Sen. Cruz: Israel’s fight against radical Islamic terrorism, and the Iranian regime that supports it, is our fight as well

Yesterday, I spoke on the Senate floor about the urgent need to reverse the longstanding and misguided Obama-Clinton-Kerry policy towards Israel, laid out in a speech by Obama advisor Philip Gordon in Tel Aviv last week. Rather than pressuring Israel to make even more security concessions to the Palestinians while terrorist rockets rain down from Gaza, I argued that the United States should support Israel’s efforts to construct aggressive defensive measures such as the security barrier and the Iron Dome missile defense system that have made Israeli civilians safer.

The connection between Hamas and Iran is a sobering reminder of the larger context in which the events of the last month have taken place. They are not an isolated local issue that could be managed if only Israel would act with restraint. Both the United States and Israel want the Palestinian people to have a secure and prosperous future free from the corrosive hatred that has so far prevented them from thriving.

But only when the Palestinians take it upon themselves to embrace their neighbors and eradicate terrorist violence from their society, can a real and just peace be possible. Until then, there should be no question of the United States’ firm solidarity with Israel in the mutual defense of our fundamental values and interests. This is nothing less than the defense of our very exceptionalism as a nation—that same exceptionalism fueled by the God-given rights of life, liberty and the pursuit of happiness to which Israel aspires.
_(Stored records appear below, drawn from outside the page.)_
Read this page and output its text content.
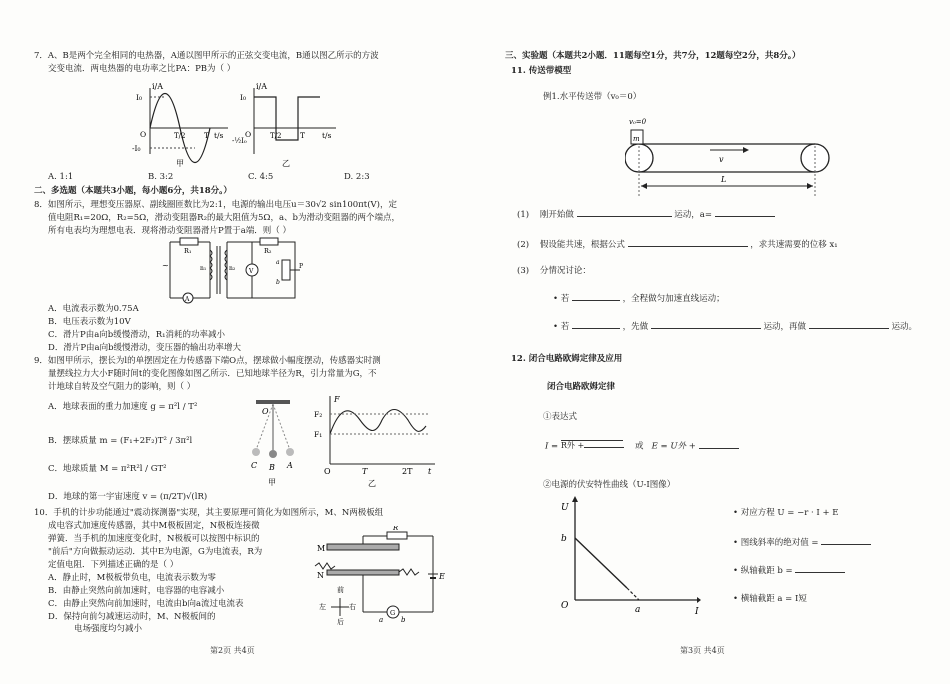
7．A、B是两个完全相同的电热器，A通以图甲所示的正弦交变电流，B通以图乙所示的方波
交变电流．两电热器的电功率之比PA：PB为（ ）
i/A
t/s
I₀
-I₀
O	T/2 T
甲
i/A
t/s
I₀
-½I₀
O	T/2 T
乙
A. 1:1	B. 3:2	C. 4:5	D. 2:3
二、多选题（本题共3小题，每小题6分，共18分。）
8．如图所示，理想变压器原、副线圈匝数比为2:1，电源的输出电压u＝30√2 sin100πt(V)，定
值电阻R₁=20Ω，R₂=5Ω，滑动变阻器R₂的最大阻值为5Ω，a、b为滑动变阻器的两个端点，
所有电表均为理想电表．现将滑动变阻器滑片P置于a端．则（ ）
R₁
A
~	n₁	n₂
R₂
V
P
a
b
A．电流表示数为0.75A
B．电压表示数为10V
C．滑片P由a向b缓慢滑动，R₁消耗的功率减小
D．滑片P由a向b缓慢滑动，变压器的输出功率增大
9．如图甲所示，摆长为l的单摆固定在力传感器下端O点，摆球做小幅度摆动，传感器实时测
量摆线拉力大小F随时间t的变化图像如图乙所示．已知地球半径为R，引力常量为G，不
计地球自转及空气阻力的影响，则（ ）
A．地球表面的重力加速度 g = π²l / T²
B．摆球质量 m = (F₁+2F₂)T² / 3π²l
C．地球质量 M = π²R²l / GT²
D．地球的第一宇宙速度 v = (π/2T)√(lR)
O
C B A
甲
F
F₂
F₁
O	T	2T t
乙
10．手机的计步功能通过"震动探测器"实现，其主要原理可简化为如图所示，M、N两极板组
成电容式加速度传感器，其中M极板固定，N极板连接微
弹簧．当手机的加速度变化时，N极板可以按图中标识的
"前后"方向做振动运动．其中E为电源，G为电流表，R为
定值电阻．下列描述正确的是（ ）
A．静止时，M极板带负电，电流表示数为零
B．由静止突然向前加速时，电容器的电容减小
C．由静止突然向前加速时，电流由b向a流过电流表
D．保持向前匀减速运动时，M、N极板间的
电场强度均匀减小
M
N
R
E
G
a	b
前
后
左	右
第2页 共4页
三、实验题（本题共2小题．11题每空1分，共7分，12题每空2分，共8分。）
11. 传送带模型
例1.水平传送带（v₀＝0）
m
v₀=0
v
L
(1) 刚开始做	运动，a=
(2) 假设能共速，根据公式	，求共速需要的位移 x₁
(3) 分情况讨论：
• 若	，全程做匀加速直线运动；
• 若	，先做	运动，再做	运动。
12. 闭合电路欧姆定律及应用
闭合电路欧姆定律
①表达式
I = R外 +	或 E = U外 +
②电源的伏安特性曲线（U-I图像）
U
I
O
b
a
• 对应方程 U = −r · I + E
• 图线斜率的绝对值 =
• 纵轴截距 b =
• 横轴截距 a = I短
第3页 共4页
In my remarks, I noted that the Palestinian Authority bears the greater responsibility for the current crisis by including Hamas in their so-called unity government and that neither has displayed any interest in peace.

The so-called Hamas-affiliated technocrats Abbas embraced have done nothing to curb Hamas’ violence or even express sympathy for the murdered Jewish teenagers. The incessant campaign of incitement carried out by the PA lays bare the myth that Abbas is in any way moderate or possesses any real desire for peace with the Jewish state.

This week, I will introduce legislation that renews strong sanctions on Iran, includes an enforcement mechanism to ensure these measures are implemented, and calls for the dismantlement of Iran’s nuclear program, which should be the only path to relaxing sanctions in the future.  These sanctions are important in order to effectively address the conflict between Israel and the Palestinian Authority.

In my remarks, I also criticized the Obama Administration’s participation in nuclear negotiations with Tehran while Iran’s leaders are actively engaged in inciting and supplying violent terrorism in Gaza, and called for the United States’ focus to be on thwarting this activity in Gaza, instead of engaging in diplomatic niceties with the Iranians in Vienna. The administration’s decision last year to relax Iran sanctions and engage in negotiations under the Joint Plan of Action was a “historic mistake.”

A negotiated settlement is not an absolute pre-requisite to Israel’s security, as the administration has claimed, but rather establishing Israel’s security may well be the only way to eventually reach any such settlement.

Last week, I filed bipartisan legislation to offer a reward of up to $5 million for information on or the capture of the Hamas terrorists who kidnapped and murdered Naftali Fraenkel, an Israeli-U.S. citizen, on June 12, 2014. Sen. Menendez, D-New Jersey, is lead Democrat co-sponsor in the Senate and Rep. Doug Lamborn, CO-05, filed bipartisan companion legislation in the House, co-sponsored by Rep. Brad Sherman, CA-30. Naftali was one of three Jewish teens who was killed by Hamas terrorists, along with Gil-Ad Shaer and Eyal Yifra.